BABEL,VISSIONNEWS.COM- DPRD Provinsi Kepulauan Bangka Belitung (Babel) bersama Pemerintah Kota Pangkalpinang menggelar audiensi guna mendorong percepatan pembangunan dan pengembangan Pelabuhan Pangkalbalam. Pertemuan berlangsung di Rumah Dinas Wali Kota Pangkalpinang, Selasa malam (10/2/2026).
Audiensi tersebut dihadiri langsung Wali Kota Pangkalpinang, Prof. Saparudin, serta Ketua Komisi III DPRD Babel, Taufik Rizani, bersama jajaran anggota komisi. Fokus utama pembahasan adalah kesiapan daerah dalam mendukung proyek pengembangan pelabuhan yang dinilai strategis bagi konektivitas dan perekonomian Bangka Belitung.

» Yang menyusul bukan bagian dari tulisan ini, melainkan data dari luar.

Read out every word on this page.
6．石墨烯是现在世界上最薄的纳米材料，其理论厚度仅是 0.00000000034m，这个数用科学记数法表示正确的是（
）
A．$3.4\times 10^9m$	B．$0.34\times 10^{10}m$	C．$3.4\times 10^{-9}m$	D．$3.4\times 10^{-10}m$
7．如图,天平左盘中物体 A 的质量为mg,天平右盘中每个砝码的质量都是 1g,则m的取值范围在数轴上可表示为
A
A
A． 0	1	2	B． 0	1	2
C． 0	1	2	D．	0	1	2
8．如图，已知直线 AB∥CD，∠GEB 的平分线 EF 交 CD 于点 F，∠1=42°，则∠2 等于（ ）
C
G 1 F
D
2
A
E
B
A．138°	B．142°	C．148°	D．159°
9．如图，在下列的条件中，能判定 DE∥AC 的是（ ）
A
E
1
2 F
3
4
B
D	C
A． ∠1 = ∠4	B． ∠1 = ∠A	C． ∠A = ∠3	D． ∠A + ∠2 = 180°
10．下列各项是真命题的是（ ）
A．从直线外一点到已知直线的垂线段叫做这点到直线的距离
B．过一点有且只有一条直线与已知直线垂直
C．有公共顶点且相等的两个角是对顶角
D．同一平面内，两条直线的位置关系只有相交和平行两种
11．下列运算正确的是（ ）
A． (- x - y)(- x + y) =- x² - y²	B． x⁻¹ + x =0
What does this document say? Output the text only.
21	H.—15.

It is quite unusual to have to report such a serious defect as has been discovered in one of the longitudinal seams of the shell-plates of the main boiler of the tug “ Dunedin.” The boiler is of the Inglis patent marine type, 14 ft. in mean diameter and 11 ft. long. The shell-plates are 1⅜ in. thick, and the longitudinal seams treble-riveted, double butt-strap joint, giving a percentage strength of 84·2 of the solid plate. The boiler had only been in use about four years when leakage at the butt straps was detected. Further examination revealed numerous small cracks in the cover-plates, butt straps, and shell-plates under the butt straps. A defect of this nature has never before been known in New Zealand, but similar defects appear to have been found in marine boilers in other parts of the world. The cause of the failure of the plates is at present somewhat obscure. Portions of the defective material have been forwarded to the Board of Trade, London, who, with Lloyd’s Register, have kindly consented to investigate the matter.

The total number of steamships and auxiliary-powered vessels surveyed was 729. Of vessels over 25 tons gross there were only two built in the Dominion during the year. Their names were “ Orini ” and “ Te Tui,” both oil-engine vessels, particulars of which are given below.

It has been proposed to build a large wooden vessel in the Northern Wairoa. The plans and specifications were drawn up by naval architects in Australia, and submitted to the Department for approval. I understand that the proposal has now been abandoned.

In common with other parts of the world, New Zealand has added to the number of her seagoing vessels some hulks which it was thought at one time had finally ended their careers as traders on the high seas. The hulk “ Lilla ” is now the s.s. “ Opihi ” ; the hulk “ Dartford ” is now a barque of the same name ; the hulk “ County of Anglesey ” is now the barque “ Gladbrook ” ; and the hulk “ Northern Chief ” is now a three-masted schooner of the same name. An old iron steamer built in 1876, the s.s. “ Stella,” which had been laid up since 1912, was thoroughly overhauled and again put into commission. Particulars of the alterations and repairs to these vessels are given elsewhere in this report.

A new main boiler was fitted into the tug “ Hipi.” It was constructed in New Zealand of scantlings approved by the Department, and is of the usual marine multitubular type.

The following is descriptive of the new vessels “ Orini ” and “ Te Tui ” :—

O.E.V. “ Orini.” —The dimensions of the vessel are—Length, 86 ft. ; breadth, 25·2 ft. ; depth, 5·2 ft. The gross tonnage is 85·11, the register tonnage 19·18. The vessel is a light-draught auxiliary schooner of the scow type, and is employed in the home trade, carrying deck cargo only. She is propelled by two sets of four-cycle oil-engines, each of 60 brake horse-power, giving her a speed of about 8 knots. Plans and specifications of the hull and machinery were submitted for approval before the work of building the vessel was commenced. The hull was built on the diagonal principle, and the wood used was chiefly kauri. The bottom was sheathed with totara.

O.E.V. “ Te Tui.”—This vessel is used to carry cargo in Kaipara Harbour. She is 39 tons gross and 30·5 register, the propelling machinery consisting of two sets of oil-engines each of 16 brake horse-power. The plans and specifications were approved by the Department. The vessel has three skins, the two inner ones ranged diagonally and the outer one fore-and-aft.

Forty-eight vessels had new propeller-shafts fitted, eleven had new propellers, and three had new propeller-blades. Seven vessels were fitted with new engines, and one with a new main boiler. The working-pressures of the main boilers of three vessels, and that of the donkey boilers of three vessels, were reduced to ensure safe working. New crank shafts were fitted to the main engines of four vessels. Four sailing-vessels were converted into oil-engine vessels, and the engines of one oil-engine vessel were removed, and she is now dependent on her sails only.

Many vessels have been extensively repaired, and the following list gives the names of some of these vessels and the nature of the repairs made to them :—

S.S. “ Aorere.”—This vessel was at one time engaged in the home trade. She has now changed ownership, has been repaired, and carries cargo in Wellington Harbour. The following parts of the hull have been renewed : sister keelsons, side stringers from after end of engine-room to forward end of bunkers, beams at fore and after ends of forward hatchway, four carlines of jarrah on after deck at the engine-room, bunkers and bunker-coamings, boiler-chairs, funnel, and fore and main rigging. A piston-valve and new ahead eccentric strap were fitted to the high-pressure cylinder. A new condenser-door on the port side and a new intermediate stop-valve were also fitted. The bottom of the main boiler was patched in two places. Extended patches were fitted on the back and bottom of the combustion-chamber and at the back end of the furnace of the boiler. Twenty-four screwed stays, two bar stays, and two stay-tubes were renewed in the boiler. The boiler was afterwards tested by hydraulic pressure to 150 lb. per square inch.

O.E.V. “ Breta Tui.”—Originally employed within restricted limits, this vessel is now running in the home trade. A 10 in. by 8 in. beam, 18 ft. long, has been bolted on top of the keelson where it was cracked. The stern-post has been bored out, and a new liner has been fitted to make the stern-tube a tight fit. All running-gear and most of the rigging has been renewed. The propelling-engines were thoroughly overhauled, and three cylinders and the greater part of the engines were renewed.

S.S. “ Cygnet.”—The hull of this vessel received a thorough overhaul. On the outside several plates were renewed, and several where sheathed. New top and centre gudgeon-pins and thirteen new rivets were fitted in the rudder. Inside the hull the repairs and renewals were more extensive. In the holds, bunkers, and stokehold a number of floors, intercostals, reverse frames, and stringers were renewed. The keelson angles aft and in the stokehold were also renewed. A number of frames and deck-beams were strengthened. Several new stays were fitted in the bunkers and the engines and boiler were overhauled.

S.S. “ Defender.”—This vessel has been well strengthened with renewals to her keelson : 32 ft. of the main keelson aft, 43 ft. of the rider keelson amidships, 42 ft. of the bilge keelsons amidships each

Anggota Komisi III DPRD Babel, Iman Wahyudi, menjelaskan bahwa pertemuan ini merupakan tindak lanjut dari rapat internal DPRD yang sebelumnya membahas rencana pengembangan Pelabuhan Pangkalbalam. DPRD, kata dia, juga telah menjalin komunikasi awal dengan Badan Perencanaan Pembangunan Nasional (Bappenas) agar program tersebut sejalan dengan arah kebijakan nasional.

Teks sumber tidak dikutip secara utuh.